TIFF 2021 | Sundown (Michel Franco, Mexico)
By Adam Nayman
The indefatigable Michel Franco is back on his grind with Sundown, a companion piece to last year’s accomplished or objectionable (depending on who you ask) New Order. Both films—one a thriller, the other a character study, both set in the director’s native Mexico—could broadly be said to be about “wealth inequality.” Careful viewers will note that in both cases, Franco has taken the path of least resistance, critiquing economic privilege by focusing on and pathologizing those who have it, and reducing the impoverished classes on whose behalf he is ostensibly working to vague, threatening, racialized presences around the edges of his precisely composed, transnationally saleable frames.
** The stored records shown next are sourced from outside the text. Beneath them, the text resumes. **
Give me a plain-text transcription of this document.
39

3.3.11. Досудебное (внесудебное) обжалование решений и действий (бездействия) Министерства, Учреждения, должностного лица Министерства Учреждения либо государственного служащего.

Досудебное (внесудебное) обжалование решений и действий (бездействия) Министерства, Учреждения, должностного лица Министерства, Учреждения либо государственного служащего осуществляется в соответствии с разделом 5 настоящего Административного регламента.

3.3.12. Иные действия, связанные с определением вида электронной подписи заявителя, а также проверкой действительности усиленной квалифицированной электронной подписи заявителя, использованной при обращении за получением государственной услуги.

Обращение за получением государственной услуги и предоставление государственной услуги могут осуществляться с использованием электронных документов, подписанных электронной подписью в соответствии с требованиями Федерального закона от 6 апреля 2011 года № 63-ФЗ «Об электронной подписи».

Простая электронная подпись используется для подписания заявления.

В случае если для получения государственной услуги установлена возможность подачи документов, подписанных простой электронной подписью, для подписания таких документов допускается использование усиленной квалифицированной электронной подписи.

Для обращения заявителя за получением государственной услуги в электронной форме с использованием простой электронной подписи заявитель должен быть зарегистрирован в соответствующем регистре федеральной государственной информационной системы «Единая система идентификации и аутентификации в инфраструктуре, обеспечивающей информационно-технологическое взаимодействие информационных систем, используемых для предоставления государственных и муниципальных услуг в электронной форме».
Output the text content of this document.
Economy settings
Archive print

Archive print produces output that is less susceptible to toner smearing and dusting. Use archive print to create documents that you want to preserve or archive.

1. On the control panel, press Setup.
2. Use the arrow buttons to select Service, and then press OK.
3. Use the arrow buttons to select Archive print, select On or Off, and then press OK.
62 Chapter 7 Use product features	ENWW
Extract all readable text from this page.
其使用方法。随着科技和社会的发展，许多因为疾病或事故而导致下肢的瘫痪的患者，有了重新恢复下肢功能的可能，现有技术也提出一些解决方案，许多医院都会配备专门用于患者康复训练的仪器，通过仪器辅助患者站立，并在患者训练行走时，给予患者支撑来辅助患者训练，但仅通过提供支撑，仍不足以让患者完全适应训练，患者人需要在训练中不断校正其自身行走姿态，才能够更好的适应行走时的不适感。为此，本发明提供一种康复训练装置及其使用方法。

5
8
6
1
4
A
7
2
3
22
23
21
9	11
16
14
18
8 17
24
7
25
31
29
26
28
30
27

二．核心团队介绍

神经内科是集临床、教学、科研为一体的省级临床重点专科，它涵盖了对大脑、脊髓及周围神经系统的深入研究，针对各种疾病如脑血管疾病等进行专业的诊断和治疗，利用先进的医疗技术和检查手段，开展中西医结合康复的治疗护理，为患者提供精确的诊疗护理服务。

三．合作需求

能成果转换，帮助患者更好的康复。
Vacationing in Acapulco with his sister and her two teenage kids, Neil (Franco’s pal and amanuensis Tim Roth) initially appears no more or less feckless than any other monied Westerner accustomed to room service. But his slumped, almost paralytic indifference speaks to something deeper: a man who wants for nothing wants nothing at all. Neil’s refusal to head home for a death in the family—lying to sis (Charlotte Gainsbourg) about misplacing his passport, and then spending his days dodging her anxious texts from London in an agreeably alcoholic haze—is initially a source of mystery, and a tantalizing one. But “Gotcha” Franco is only interested in ambiguity insofar as it allows him to fuck with and bamboozle his viewership. The enigma doesn’t last: instead, we get a set of increasingly prosaic explanations that not only undermine Roth’s beautifully modulated performance, with its boneless physicality and careless whispers, but also torpedo the potentially interesting (and timely) theme of a rich man renouncing his birthright out of simple boredom. As for the aforementioned diagnosis of “wealth inequality,” cutting nudgingly between five-star and one-star hotels and staging outbursts of gun violence in broad daylight at irregular intervals—ostensibly to inveigh against…normalizing gun violence in Mexico—is as clever as this director gets.